Quirky and inventive: In concept (with a family seemingly drawn inexorably to falling via an ancestral legend); in references (how many books have as their two main inspirations Buster Keaton and Bohumil Hrabal); and in style (a series of short vignettes alongside a story which plays out in across three linear narratives in three locations – two in the US, one in Prague)

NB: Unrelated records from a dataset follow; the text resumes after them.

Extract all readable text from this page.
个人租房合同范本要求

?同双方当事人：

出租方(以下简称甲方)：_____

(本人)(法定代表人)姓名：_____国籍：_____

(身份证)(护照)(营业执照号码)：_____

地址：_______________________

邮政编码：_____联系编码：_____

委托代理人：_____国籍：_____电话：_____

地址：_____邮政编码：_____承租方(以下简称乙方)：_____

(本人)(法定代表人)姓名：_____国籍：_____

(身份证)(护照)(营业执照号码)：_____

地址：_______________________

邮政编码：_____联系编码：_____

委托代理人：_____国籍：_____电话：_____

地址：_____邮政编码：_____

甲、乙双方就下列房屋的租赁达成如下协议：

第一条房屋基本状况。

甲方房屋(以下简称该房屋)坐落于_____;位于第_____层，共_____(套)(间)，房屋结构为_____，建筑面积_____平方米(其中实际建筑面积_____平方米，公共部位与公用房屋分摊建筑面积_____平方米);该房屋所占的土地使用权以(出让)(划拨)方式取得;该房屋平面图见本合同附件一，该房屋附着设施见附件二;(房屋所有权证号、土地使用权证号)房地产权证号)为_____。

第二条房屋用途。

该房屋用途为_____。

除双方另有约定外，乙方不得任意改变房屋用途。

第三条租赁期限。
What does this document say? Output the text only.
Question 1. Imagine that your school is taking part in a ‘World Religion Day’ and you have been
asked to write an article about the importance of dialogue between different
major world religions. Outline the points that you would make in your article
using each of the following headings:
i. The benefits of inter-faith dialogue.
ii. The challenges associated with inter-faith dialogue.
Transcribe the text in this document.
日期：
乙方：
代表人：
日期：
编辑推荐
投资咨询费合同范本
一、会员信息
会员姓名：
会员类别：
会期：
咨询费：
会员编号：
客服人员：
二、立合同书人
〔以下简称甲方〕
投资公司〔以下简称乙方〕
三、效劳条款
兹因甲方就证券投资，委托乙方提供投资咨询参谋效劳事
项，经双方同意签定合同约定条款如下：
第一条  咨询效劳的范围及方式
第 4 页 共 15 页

Intellectually stimulating: by throwing off a myriad of connections riffing around the idea of falling. As well as the repeated and lengthy references to Buster Keaton (his films, his technique for falling, and most of all the various family stories that surround his birth, infancy and childhood and which were an essential part of his persona) and to the the writing, life (and especially the death) of Hrabal, we have a series of other links. Of course the title refers to the Prague defenestration of 1618 (which lead directly to the Thurty Years War), and here are just a few of the other stories featured in the vignettes (sometimes just once, but often referred to repeatedly): the famous “most beautiful suicide” picture by Robert Wiles of Evelyn Frances McHale; Saint John of Nepomuk (and his statue on the Charles Bridge); the Italian 1970s cartoon “Mr Linea”; Paul’s overlong sermon in Acts and the fall, death and restoration to life of Eutychus; Juliane Kopecky and her fall from an airliner over Peru; the mountaineering accident of Simon Yates and Joe Simpson. And these links are not just described in enough detail to peak the unfamiliar reader’s interest enough for a quick You Tube, Google or Wikipedia search, but are often used to draw out wider truths and to link back to the main story. And even on top of that are copious references to bible stories and to pop music and other song lyrics.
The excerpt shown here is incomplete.